De fato o iPhone deixa qualquer geek com as mãos coçando. Quem pensava que o iPod já tinha sido uma grande revolução tecnológica está hoje em estado de choque. Gostaria muito de ler os pensamentos de Bill Gates após a bomba, assim como observar o dia de trabalho amanhã lá na Microsoft.

Jobs deu uma cartada de mestre e sem blefe algum, colocou seu Royal Flush sobre a mesa. Quem banca essa aposta? Que o iPhone atingiu o estado da arte ficou claro. Mas em termos mercadológicos o que significou essa jogada? Nas minhas previsões de 2007 eu imaginei que a Web Mobile iria decolar nesse ano. Depois de hoje eu tenho certeza disso.

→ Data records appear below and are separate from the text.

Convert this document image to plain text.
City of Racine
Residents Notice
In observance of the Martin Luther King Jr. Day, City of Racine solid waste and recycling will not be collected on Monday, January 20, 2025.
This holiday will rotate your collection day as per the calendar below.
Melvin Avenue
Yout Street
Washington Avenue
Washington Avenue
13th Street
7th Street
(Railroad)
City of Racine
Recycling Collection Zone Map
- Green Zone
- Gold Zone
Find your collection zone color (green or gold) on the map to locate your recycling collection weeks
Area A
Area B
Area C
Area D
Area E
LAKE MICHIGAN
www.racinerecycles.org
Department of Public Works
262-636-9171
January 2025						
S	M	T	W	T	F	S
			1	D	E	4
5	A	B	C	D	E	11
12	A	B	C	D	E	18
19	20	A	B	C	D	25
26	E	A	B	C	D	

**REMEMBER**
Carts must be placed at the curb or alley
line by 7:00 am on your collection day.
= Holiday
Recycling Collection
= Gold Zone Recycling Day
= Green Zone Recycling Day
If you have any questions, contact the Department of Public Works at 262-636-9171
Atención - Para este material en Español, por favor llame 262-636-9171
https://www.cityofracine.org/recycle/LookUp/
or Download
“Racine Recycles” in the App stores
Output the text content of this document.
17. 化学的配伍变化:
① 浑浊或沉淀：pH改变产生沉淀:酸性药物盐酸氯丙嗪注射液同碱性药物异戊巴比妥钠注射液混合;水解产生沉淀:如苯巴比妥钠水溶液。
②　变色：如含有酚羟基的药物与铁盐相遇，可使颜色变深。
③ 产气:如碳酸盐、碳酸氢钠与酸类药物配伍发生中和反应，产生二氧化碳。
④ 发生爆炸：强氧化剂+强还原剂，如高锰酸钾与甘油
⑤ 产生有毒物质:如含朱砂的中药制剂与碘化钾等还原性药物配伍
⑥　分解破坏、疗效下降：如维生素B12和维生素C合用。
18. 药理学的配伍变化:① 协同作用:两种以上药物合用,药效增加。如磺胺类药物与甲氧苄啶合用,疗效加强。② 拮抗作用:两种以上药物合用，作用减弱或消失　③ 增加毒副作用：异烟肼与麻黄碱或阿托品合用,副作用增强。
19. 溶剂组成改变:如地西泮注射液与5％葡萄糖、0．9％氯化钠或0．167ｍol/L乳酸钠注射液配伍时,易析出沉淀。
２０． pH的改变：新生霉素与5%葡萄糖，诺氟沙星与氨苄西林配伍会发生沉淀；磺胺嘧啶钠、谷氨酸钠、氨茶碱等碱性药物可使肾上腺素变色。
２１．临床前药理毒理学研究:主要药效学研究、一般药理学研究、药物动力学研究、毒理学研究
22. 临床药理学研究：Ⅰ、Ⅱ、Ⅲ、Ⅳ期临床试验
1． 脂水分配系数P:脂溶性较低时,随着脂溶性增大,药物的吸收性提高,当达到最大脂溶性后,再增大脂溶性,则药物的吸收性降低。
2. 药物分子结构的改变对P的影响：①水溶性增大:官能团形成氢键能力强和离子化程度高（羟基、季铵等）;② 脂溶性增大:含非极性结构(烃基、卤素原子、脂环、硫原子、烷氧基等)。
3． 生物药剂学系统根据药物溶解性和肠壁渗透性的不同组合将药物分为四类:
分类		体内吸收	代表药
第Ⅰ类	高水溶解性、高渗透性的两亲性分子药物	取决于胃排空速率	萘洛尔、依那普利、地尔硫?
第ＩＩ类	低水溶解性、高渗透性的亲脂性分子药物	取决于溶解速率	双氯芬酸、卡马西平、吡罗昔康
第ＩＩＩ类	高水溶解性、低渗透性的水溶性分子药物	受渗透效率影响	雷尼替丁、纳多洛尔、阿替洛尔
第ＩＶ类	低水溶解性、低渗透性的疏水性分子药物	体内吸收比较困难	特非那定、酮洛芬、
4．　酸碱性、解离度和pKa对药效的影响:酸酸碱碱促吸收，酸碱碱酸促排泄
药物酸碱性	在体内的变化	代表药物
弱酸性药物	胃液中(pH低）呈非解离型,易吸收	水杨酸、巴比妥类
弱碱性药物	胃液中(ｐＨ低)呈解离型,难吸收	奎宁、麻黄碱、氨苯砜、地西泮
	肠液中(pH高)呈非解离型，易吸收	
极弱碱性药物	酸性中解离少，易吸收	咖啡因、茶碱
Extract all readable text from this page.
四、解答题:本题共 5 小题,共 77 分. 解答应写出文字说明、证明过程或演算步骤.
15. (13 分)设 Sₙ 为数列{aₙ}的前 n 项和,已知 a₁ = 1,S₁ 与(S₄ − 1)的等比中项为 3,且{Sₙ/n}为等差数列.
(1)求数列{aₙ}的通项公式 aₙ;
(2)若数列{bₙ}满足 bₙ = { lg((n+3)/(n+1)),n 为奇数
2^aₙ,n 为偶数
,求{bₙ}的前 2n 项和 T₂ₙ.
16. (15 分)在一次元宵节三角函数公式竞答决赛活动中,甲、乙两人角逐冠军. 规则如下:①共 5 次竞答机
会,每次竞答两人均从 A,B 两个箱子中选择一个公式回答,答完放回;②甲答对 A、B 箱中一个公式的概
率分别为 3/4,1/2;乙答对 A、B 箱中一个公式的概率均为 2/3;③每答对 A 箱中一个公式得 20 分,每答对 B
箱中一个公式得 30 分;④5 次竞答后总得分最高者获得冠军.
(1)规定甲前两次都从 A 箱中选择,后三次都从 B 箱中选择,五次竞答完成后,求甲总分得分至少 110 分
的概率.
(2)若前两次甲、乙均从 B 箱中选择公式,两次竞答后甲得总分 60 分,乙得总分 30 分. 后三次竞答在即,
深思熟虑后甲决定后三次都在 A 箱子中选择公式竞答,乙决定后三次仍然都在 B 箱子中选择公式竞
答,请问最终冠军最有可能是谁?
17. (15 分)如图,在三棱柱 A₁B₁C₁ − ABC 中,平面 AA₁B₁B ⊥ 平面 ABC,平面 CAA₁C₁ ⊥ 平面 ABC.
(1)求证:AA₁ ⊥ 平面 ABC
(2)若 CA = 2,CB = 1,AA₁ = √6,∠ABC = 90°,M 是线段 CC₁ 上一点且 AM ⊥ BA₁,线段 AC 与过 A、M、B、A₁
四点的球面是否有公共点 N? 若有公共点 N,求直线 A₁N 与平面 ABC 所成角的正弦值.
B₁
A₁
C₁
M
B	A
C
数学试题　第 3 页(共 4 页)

Além da grande novidade, do tão esperado, iPhone, algo me chamou bastante atenção no “keynote” de Jobs. Google e Yahoo! lado a lado, parece inacreditável certo? Mas é a mais pura realidade, Eric Schmidt, CEO da Google, e Jerry Yang, Co-fundador da Yahoo!, embarcaram nessa jornada lado a lado com a Apple. Enaltecendo o lançamento do iPhone e esbravejando orgulhosamente a chance de embarcar nessa jornada.

Só mesmo Jobs, o tão controverso executivo do mercado, para vender uma idéia e colocar os dois maiores concorrentes frente a frente, de mãos dadas lutando pelo seu desafio. Temos que tirar o chapéu, definitivamente.

Tantas empresas reunidas, tantos segredos e até o ultimo momento ninguém imaginava o que estava por vir. Que Bill Gates se prepare, porque além da pedra que o Google se tornou no caminho da Microsoft a Apple, hoje, demonstrou estar pronta para embarcar no futuro tecnológico e fazer historia. Por sua vez, a Yahoo!, maior aliada da Microsoft no mercado Web, pode rapidamente pular no colo de Jobs e seguir definitivamente seu caminho ao lado da Apple.